Apple peut enfin souffler : le très médiatique classement Greenpeace des fabricants mondiaux d’électronique (téléphone mobile et ordinateurs) vient consacrer les efforts menés par Cupertino sur les questions environnementales.
Dans le 4e opus datant de fin juin 2007, Nokia retrouve la tête du classement, suivi de près par Dell et Lenovo, à égalité. Apple est passé de la dernière à la 10e place du peloton. « Apple pourra sans doute concurrencer rapidement d’autres compagnies plus « vertes » si son très attendu iPhone devient le premier produit éco-conçu de la marque ».
Apple a fini par décoller de la sex de peloton simplement en s’engageant à éliminer tous les usages de PVC et de RFB (retardateurs de flamme bromés) dans ses produits d’ici la fin 2008. La marque aux produits blancs comme neige a « fourni également des exemples de substances additionnelles qu’elle prévoit d’éliminer telles que l’arsenic dans les écrans LCD et le mercure, et des fiches de sûreté des matériaux sur tous les produits. »
En revanche, Sony et LG prennent, elles, les dernières places du classement. En exergue, le double discours tenu par ces sociétés. Par exemple, sur le site internet de LG, « l’entreprise affirme haut et fort que c’est au producteur (et non au consommateur) de supporter la responsabilité financière du recyclage des produits obsolètes de sa propre marque.

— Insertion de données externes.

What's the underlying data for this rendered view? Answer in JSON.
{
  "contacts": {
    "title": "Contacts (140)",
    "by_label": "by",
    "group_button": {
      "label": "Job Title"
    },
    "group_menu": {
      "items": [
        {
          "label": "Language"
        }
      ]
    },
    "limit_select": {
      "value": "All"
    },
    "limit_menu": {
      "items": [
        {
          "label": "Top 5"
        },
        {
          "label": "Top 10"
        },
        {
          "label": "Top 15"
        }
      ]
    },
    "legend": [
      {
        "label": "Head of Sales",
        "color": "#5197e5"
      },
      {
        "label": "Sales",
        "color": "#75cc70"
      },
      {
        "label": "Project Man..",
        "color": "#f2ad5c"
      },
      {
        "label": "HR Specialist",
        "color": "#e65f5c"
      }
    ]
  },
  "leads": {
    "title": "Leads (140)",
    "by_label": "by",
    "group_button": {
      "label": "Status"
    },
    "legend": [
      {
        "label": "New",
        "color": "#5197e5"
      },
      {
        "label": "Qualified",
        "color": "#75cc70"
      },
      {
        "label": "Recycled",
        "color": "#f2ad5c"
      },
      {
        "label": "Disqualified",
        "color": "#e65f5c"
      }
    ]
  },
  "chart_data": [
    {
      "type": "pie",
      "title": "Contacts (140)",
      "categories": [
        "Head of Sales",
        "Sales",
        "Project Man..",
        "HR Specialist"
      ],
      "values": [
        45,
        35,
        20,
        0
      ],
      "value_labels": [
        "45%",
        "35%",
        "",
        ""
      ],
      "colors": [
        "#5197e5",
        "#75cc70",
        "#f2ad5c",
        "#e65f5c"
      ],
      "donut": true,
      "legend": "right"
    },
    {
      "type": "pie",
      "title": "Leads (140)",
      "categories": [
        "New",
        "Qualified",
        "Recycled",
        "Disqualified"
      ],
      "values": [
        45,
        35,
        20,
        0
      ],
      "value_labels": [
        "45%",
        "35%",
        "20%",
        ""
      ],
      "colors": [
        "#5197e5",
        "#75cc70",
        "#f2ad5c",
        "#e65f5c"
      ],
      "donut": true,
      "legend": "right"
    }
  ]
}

Mais, aux États-Unis, l’entreprise participe à un groupe de pression qui combat ce principe de responsabilité individuelle du producteur et cherche à imposer aux consommateurs une taxe de recyclage à l’achat (« advanced recycling fee ») ».
Ce classement vert, ou noir selon le sens de la lecture, joue à chaque publication, le rôle de piqûre de rappel pour le fait écologique. À voir les projets d’Apple en ce secteur, l’émulation vertueuse semble jouer à plein régime, et sans gaz d’échappement.